Summary Posted: Feb 7, 2022
Weekly Hours: 40
Imagine what you could do here. At Apple, new ideas have a way of becoming great products, services, and customer experiences very quickly. Bring passion and dedication to your job and there’s no telling what you could accomplish. We’re looking for a Data and Cloud Engineer who is passionate and motivated to make an impact in creating a robust and scalable data platform. This is a Hands-on Engineering role in the Operations Business Analytics team, which provides a unique opportunity to create innovations and transformational change leveraging cloud and big data technologies.
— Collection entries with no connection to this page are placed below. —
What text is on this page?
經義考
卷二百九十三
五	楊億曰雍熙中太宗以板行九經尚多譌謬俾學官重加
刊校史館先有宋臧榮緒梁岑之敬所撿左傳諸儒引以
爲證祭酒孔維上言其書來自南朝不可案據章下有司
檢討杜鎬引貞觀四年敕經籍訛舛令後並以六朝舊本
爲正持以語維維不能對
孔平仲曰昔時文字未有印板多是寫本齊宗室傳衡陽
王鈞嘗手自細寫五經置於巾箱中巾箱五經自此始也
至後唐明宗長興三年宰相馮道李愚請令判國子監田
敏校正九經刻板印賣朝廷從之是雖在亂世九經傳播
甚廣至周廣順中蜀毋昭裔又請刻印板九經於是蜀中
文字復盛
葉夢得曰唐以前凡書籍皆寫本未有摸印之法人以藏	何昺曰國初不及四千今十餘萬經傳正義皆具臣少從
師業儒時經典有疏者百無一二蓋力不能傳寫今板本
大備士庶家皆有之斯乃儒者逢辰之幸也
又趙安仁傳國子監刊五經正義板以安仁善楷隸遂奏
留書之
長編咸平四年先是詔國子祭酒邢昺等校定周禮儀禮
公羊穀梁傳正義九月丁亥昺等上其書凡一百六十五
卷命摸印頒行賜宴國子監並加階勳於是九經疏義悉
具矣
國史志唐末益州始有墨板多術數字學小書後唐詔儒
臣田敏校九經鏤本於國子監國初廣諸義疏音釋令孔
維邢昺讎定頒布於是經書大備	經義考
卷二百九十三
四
As a technical evangelist you will be able to incubate and experiment newer technologies and platforms to demonstrate value of the data and enable data consumptions at scale with agility.
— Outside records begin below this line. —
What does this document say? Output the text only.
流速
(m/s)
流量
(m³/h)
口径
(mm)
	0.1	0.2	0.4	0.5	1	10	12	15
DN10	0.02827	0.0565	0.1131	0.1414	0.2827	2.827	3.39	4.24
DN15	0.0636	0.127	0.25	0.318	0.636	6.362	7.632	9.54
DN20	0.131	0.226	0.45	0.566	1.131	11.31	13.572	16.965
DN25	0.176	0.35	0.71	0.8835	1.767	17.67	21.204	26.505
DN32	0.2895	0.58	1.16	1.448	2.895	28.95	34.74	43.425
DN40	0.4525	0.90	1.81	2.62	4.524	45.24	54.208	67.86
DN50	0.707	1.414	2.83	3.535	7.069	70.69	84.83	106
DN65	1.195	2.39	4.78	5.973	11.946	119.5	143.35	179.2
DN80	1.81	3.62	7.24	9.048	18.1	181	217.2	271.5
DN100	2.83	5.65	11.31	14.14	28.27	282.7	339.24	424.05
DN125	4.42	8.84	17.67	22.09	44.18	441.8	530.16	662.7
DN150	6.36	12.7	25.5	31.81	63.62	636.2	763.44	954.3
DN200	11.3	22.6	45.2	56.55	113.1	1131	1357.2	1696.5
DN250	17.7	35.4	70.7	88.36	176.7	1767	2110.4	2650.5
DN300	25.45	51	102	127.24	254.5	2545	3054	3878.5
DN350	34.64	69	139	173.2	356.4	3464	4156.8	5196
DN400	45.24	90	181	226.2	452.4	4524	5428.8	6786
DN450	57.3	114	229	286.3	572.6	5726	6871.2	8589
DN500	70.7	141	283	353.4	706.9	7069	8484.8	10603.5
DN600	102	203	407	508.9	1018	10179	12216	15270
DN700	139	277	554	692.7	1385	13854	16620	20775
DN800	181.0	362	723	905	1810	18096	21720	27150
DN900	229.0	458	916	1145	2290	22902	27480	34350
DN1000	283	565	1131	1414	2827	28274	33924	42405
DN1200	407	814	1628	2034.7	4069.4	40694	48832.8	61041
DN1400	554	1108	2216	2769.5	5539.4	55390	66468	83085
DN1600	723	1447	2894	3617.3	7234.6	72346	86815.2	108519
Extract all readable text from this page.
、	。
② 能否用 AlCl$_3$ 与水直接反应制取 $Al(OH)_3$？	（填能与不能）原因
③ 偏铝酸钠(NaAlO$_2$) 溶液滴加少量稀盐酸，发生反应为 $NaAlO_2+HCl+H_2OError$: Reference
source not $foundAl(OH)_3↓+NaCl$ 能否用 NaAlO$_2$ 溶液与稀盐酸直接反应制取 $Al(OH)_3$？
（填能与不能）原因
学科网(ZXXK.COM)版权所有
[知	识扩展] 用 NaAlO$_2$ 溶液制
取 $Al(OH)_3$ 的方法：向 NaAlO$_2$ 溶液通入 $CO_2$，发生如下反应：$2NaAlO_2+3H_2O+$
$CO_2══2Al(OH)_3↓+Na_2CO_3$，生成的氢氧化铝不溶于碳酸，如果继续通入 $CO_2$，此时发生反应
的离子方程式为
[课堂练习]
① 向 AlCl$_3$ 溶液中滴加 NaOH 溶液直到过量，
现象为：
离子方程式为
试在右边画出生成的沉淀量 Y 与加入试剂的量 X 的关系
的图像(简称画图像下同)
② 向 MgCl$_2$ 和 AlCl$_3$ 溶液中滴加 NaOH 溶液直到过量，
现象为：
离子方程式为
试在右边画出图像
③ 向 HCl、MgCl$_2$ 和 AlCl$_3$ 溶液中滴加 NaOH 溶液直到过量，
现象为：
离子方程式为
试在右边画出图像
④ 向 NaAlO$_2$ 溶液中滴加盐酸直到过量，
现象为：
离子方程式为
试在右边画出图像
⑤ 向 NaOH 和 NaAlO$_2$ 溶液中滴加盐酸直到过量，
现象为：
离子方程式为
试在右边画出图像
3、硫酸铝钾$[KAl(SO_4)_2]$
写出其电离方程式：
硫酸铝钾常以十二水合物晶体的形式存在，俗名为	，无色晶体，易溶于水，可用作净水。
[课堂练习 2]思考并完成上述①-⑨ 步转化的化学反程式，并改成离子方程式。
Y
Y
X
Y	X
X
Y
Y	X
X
Highly technical and analytical with 8 or more years of data engineering, analytics systems development and deployment experience
* Knowledge of foundation infrastructure requirements such as Networking, Storage, and Hardware Optimization with Hands-on experience with AWS Cloud Infrastructure.
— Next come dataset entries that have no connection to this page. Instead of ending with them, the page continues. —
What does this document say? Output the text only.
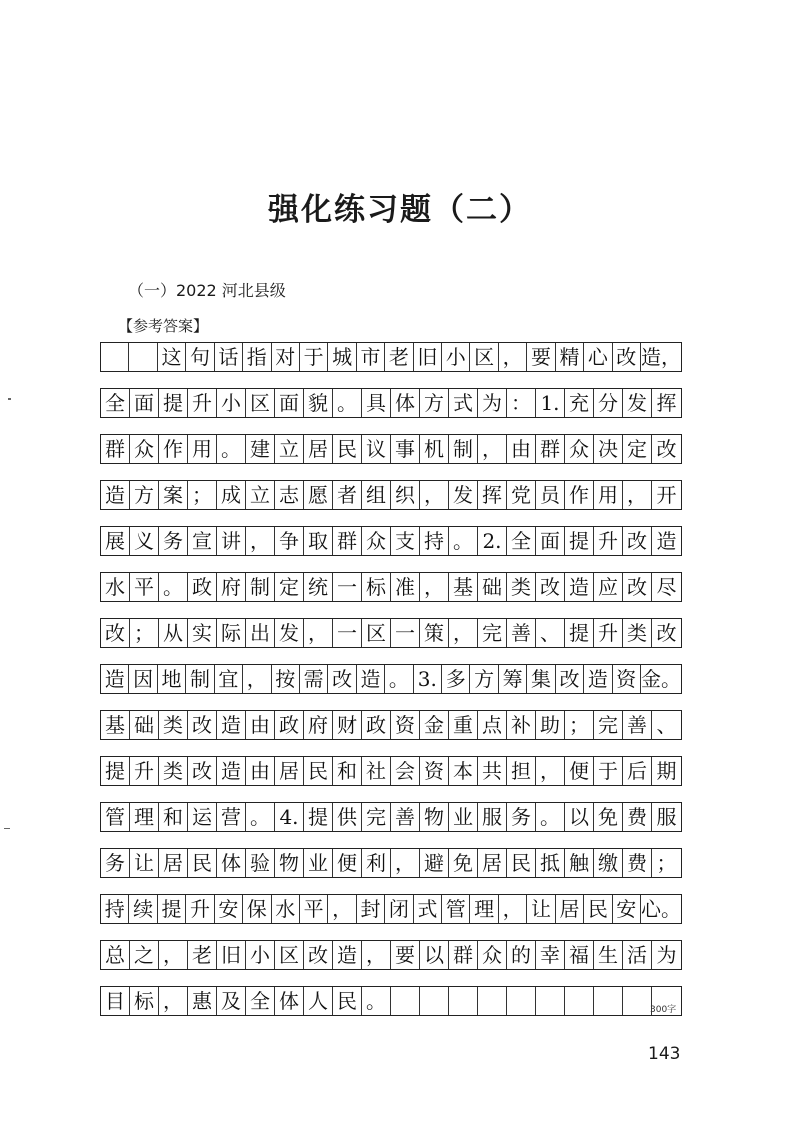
强化练习题（二）
（一）2022 河北县级
【参考答案】
这 句 话 指 对 于 城 市 老 旧 小 区 ， 要 精 心 改 造，
全 面 提 升 小 区 面 貌 。 具 体 方 式 为 ： 1. 充 分 发 挥
群 众 作 用 。 建 立 居 民 议 事 机 制 ， 由 群 众 决 定 改
造 方 案 ； 成 立 志 愿 者 组 织 ， 发 挥 党 员 作 用 ， 开
展 义 务 宣 讲 ， 争 取 群 众 支 持 。 2. 全 面 提 升 改 造
水 平 。 政 府 制 定 统 一 标 准 ， 基 础 类 改 造 应 改 尽
改 ； 从 实 际 出 发 ， 一 区 一 策 ， 完 善 、 提 升 类 改
造 因 地 制 宜 ， 按 需 改 造 。 3. 多 方 筹 集 改 造 资 金。
基 础 类 改 造 由 政 府 财 政 资 金 重 点 补 助 ； 完 善 、
提 升 类 改 造 由 居 民 和 社 会 资 本 共 担 ， 便 于 后 期
管 理 和 运 营 。 4. 提 供 完 善 物 业 服 务 。 以 免 费 服
务 让 居 民 体 验 物 业 便 利 ， 避 免 居 民 抵 触 缴 费 ；
持 续 提 升 安 保 水 平 ， 封 闭 式 管 理 ， 让 居 民 安 心。
总 之 ， 老 旧 小 区 改 造 ， 要 以 群 众 的 幸 福 生 活 为
目 标 ， 惠 及 全 体 人 民 。	300字
143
* Understand current data landscape and develop architectural models that will operate at large scale and high performance and advise on how to run these architectural models on OnPrem or Private Cloud infrastructure.
* Experience in high level programming languages such as Java, Scala, or Python.
* Proficiency with databases Snowflake, Singlestore, Teradata, MySQL, Postgres, and SQL are required.
* Proficiency in data processing using technologies like Spark Streaming, Spark SQL, or Map/Reduce.
* Expertise in developing big data pipelines using technologies like Kafka, Flume, or Storm.
* Experience with large scale data warehousing, mining, or analytic systems.
* Ability to work with analysts to gather requirements and translate them into data engineering tasks.
* Aptitude to independently learn new technologies.
* Strong verbal and written communications skills are a must, as well as the ability to work effectively across internal and external organizations and virtual teams.
* Ability to think understand complex business requirements and render them as prototype systems with quick turnaround time.
* Extract best-practice knowledge, reference architectures, and patterns from these engagements for sharing with the worldwide architect community and engineering teams.
This position involves working on a small team to develop large scale data pipelines and analytical solutions using Data and Cloud technologies. Successful candidates will have strong engineering skills and communication, as well as a belief that data driven processes lead to great products. You will need to have a passion for quality and an ability to understand complex systems. Key Responsibilities • Iterate quickly through capturing data needs from the partners, analyzing source data and consumption needs, creating data models and deliver data & BI solutions. • Hands on data modeling (conceptual, logical models), and development of complex process modeling from Transaction sources to analytical solutions. • Hands on Data integration between ERP(SAP), Data Mart and EDW. • Capture and manage business data needs from various stakeholders, collaborate and influence to deliver solutions with positive results.
Education & Experience
• BS level technical degree required; Computer Science or Mathematics background preferred
• Track record of implementing Cloud technologies in a variety of business such as large enterprises and start-ups.
* • Deep understanding of Data transformations, underlying technologies and understanding of related concepts (such as data cataloging and curation, etc.)
* • Demonstrated industry leadership in the fields of Data Warehousing, Data Science and Data processing.